Audits are vital to investors, who need trustworthy accounts if they are to allocate capital efficiently. It is everyone’s business to have confidence in what they do. Past doubts have centred on the conflicts of interest when an auditor earns large fees for selling tax advice or consultancy. And there have been welcome moves to save auditors from such temptations.
The worries that emerged this week were about choice. If one of the big four international accounting firms collapsed, some large quoted companies might be stuck without an alternative. Many companies even now have only three to choose from, because they buy non-audit services from one of the big four. Since audit firms tend to specialise by industry, some companies have no choice at all. The darker version of this theme is that the four will use their power to hold sway with litigators, regulators and standards setters. On the one hand, they dominate the profession’s official bodies; on the other, they cannot be too severely sanctioned for fear that four might become an even more dominant three.
It is not an idle threat. The profession is in this pickle only because Andersen, the auditor of Enron and WorldCom, collapsed in 2002 after its conviction (later overturned) for obstruction of justice. Since then Japan’s financial regulator has suspended the audit licence of PWC’s Japanese arm for two months and Ernst & Young’s American arm was banned in 2004 for six months from taking on new public-company audit clients for reckless and negligent conduct. It is hard to avoid the suspicion that Ernst was allowed to keep its existing clients for fear of the consequences if they were taken away. One of the reasons American prosecutors did not indict KMPG last year for its part in a case of massive alleged tax fraud may have been to avoid the risk of another Andersen-like collapse.
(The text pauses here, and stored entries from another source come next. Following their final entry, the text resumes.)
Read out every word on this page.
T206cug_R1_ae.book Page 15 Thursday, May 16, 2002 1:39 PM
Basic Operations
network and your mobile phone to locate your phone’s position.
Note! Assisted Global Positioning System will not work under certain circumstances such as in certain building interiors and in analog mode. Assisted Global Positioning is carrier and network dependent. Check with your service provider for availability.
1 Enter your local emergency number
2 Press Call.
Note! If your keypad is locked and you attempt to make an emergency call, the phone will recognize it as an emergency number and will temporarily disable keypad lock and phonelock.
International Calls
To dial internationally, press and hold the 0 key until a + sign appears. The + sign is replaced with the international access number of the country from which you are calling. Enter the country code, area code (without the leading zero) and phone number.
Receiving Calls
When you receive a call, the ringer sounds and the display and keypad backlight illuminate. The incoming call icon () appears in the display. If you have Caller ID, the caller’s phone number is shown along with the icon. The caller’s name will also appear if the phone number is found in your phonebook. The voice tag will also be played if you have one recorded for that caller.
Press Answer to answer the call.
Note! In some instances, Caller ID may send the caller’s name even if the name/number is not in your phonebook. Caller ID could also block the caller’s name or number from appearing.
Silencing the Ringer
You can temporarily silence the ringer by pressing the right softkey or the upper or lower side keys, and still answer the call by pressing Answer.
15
Everyone has his own fix for this mess. Least appealing is one of the auditors’ own proposals, that the state protect them by capping their liabilities if they are sued for damages. Academic research suggests that similar legislation in America has led auditors to cut corners and take risks. Others think the best solution is to help the second-tier accounting firms audit the big companies. The trouble is that smaller firms would invest in gaining expertise only if they had a good chance of being appointed. But, without a reputation, firms’ appeal is limited.
The best way to ensure independence (and weaken the stranglehold of the big auditors) is compulsory rotation: clients should be required to appoint a new firm every seven years or so. Bring in that change and four big auditors would not seem too few. Meanwhile, regulators have no business giving big firms an easy ride just because they fear what will happen if they do what is right. If one of the big four collapses, so be it. Then the moment for drastic remedies will be at hand and the remaining big three should be split up.